Lydia rose from where she knelt by the bed. Her chin was quivering. “Why, you make me feel so—so queer! Both of you!—As though it were anything—to see Paul—when I’ve known him always.”

Her mother seized on the rôle opened to them by this speech, and said quickly: “Why, of course! Aren’t we silly! I don’t know what possesses us. When he comes you just run along and see him, and say your father and I are sorry not to be there.”

During the next half-hour she made every effort, heroically though obviously seconded by her husband, to keep the conversation in a light and casual vein, but when the door-bell rang, they all three heard it with a start. Mrs. Emery said, very carelessly, “There he is, dear. Run along and remember me to him.” But she pulled Lydia down to her, straightened a bow on her waist with a twitch, loosened a lock of the girl’s shining dark hair, and kissed her with a sudden yearning fervor.

After they were alone, Judge Emery laughed aloud. “You’re just as bad as I am, Sarah. You don’t say anything, but—”

“Oh, I know,” his wife said; “I can’t help it!” She deliberated unresignedly over the situation for a moment, and then, “It seems as though I couldn’t have it so, to be sick just now, when I’m needed so much. This first month is so important! And Lydia’s getting such a different idea of things from what I meant, having this awful time with servants, and all. I have a sort of feeling once in a while that she’s getting notions!” She pronounced the word darkly.

“Notions?” Judge Emery asked. He had never learned to interpret his wife’s obscurities when the mantle of intuitions fell on her.

“Oh, don’t ask me what kind! I don’t know. If I knew I could do something about it. But she speaks queerly once in a while, and the evening of the day she was out with Marietta in the Black Rock woods she was— Do you know, I think it’s not good for Lydia to be outdoors too much. It seems to go to her head so. She gets to looking like Harry—almost reckless, and like some little scampering wild animal.”

Judge Emery rose and buttoned his coat about his spare figure. “Maybe she takes a back track, after some of my folks. You know there’s one line in my mother’s family that was always crazy about the woods. My grandfather on my mother’s side used to go off just as regular as the month of May came around, and—”
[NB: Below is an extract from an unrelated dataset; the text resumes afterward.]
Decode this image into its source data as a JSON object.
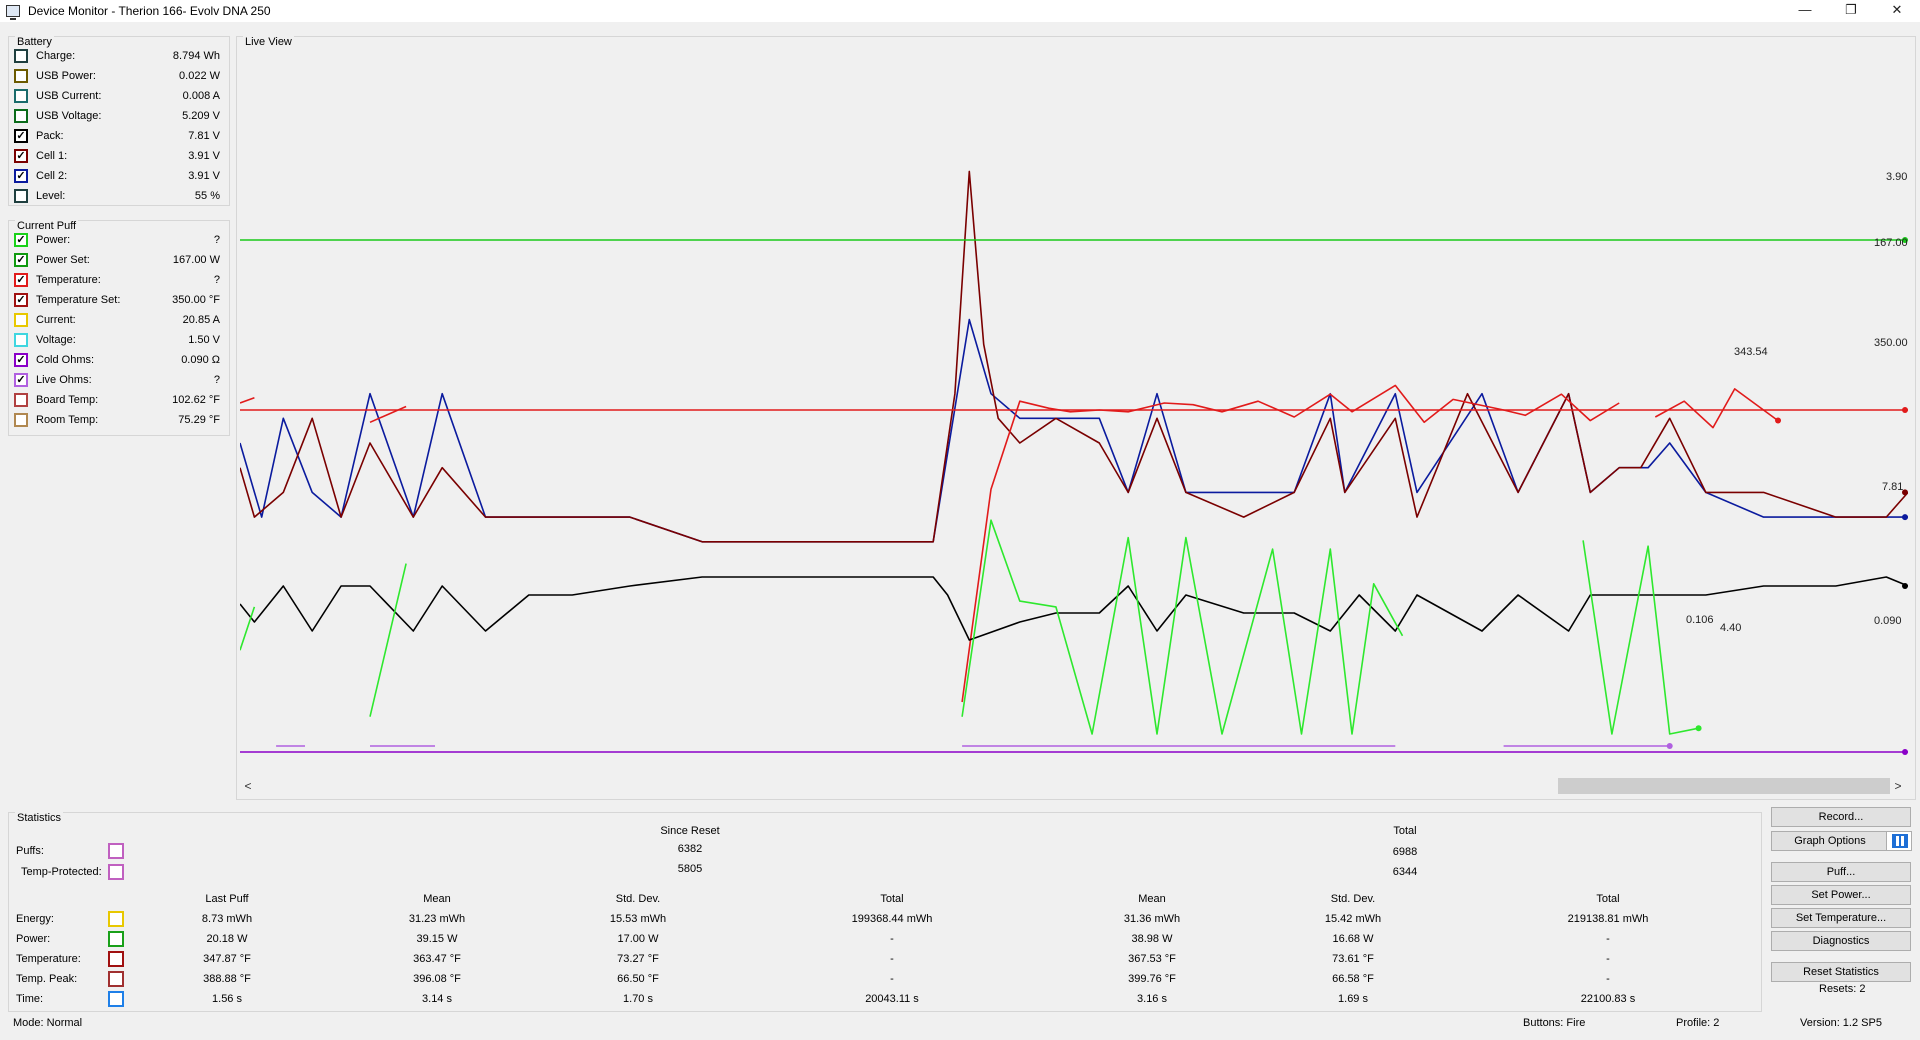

Mrs. Emery interrupted him with the ruthless and justifiable impatience of people at the family history of their relations by marriage. “Oh, go along! And stop and speak to Paul on your way out. Just drop in as you pass the door. We don’t want to really chaperone her. Nobody does that yet—but—the Hollisters are so formal about their girls—well, you stop in, anyhow. It’s borne in on me that that’ll look better, after all.”